You just use the approach used in simulated annealing. You set a threshold for making random decisions, and adjust that probability up and down as you try to optimize. For example you might say that in each step there is a 10% chance of adjusting the COST factor randomly by a factor between 0.2 to 5. If you've got 3 tables, most of the time you will come to the current optimal decision. Most of the rest of the time you will make one suboptimal choice. Run that a few times and you'll should several plans that are suboptimal but not actually horrible. Keep running and playing with the randomness factors until you either have enough plans, or are basically making entirely random choices and can't get enough.

As to the algorithm described in the comment, it is actually able to search through all plans. The dynamic programming bit just means that you don't have to unnecessarily traverse all possible logic paths that a naive recursive algorithm might. But if there is a good plan, it can be discovered.

It is unclear from the comment whether the algorithm can only find plans which involve adding one table at a time. This would not be unreasonable - for example I know that Oracle circa a decade ago did that to avoid having to consider too many query plans on large joins. I have no idea whether that ever got changed.

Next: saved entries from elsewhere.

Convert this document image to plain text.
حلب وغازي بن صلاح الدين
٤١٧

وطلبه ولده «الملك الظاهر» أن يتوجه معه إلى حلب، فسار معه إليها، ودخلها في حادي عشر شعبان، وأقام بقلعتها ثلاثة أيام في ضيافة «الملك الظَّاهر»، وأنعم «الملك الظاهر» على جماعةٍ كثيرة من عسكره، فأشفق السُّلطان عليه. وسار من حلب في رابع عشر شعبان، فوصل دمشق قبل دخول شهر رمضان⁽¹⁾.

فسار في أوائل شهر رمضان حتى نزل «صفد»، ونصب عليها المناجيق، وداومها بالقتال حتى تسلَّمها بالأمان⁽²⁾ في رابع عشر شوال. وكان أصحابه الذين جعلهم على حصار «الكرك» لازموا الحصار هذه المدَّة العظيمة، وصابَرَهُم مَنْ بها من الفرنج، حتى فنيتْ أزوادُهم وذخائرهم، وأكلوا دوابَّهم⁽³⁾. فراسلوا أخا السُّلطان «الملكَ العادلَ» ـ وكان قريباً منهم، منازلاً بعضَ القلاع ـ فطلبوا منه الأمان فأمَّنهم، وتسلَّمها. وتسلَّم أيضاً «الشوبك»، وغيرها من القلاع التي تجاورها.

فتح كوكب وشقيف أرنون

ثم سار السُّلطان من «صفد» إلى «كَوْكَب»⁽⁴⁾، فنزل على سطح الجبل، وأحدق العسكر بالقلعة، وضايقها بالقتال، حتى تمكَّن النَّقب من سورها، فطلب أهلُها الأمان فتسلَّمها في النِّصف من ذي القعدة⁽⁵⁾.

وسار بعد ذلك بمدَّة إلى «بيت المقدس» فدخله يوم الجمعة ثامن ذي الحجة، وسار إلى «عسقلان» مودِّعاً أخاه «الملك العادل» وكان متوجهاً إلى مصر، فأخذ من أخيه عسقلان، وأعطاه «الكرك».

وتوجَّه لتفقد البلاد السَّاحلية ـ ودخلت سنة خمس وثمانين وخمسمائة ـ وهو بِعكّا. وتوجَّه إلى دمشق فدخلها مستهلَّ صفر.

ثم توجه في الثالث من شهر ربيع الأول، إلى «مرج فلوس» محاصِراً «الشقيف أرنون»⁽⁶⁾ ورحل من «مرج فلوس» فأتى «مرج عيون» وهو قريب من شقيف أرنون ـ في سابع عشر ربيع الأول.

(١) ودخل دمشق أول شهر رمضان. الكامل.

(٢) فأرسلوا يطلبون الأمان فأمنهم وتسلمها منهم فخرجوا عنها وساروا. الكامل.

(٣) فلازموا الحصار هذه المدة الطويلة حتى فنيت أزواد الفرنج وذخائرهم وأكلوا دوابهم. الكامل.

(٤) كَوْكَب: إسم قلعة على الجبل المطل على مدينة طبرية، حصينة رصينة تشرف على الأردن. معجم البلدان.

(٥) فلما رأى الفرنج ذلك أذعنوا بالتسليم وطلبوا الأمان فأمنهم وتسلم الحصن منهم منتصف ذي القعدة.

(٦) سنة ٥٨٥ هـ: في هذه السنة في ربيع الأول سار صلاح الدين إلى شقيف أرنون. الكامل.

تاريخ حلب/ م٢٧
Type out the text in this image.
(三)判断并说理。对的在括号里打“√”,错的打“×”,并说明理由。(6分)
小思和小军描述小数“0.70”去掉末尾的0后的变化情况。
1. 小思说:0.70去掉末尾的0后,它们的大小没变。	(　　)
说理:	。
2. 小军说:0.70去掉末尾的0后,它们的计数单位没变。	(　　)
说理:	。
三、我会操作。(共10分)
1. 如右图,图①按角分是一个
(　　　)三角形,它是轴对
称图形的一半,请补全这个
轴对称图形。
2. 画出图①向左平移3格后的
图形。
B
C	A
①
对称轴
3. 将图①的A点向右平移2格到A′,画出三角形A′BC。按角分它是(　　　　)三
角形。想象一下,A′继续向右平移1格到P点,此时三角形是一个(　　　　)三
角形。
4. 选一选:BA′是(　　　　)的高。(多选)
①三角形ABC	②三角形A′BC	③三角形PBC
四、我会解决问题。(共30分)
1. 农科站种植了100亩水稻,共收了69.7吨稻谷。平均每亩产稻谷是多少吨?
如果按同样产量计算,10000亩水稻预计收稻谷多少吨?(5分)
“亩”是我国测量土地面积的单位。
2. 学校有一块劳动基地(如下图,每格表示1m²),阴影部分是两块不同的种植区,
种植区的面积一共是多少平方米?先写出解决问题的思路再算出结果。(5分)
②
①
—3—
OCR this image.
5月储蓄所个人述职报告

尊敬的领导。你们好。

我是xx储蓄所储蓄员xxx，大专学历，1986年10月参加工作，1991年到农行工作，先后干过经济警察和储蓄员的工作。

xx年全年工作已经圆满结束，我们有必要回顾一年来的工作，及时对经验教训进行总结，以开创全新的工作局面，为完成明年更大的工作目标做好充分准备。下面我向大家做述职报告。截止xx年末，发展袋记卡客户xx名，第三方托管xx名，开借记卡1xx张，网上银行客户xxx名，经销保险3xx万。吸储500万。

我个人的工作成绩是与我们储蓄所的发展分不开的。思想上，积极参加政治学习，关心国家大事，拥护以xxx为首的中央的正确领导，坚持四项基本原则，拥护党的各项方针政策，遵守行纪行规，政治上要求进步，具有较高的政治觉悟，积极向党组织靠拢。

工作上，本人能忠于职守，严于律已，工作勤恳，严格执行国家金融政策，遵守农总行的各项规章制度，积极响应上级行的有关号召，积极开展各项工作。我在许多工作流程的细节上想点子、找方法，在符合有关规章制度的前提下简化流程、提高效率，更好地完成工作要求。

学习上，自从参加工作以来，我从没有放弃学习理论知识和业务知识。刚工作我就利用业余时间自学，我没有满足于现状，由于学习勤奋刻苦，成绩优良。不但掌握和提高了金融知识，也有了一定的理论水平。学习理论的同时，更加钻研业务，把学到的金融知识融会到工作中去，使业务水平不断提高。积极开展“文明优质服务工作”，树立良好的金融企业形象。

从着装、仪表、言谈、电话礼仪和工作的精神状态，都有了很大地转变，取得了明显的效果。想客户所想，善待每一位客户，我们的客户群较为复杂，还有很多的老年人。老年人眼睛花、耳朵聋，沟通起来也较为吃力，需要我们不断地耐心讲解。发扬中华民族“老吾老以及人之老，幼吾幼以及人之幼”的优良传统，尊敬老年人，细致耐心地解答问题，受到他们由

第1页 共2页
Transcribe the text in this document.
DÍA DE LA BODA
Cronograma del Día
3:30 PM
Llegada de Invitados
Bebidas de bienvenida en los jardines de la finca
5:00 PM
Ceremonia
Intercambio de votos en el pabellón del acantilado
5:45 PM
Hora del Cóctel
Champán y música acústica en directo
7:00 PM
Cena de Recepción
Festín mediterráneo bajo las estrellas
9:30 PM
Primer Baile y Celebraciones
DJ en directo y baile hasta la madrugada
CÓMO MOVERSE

As to the parse tree, that seems like overkill to me. You have a query. It has a list of tables, and a list of join conditions. A query plan includes tables, indexes, filters, and so on. It could easily be augmented by stating which query condition was applied where.

To validate it you have to see that the lists of tables match, the list of applied conditions match, and each plan step could actually have the effect of doing that condition. If it all ties out, it is a valid plan. The fact that the plan might be crap is something that is explicitly left in the hands of the user - that's the whole point of the feature. But at that point it is clearly valid.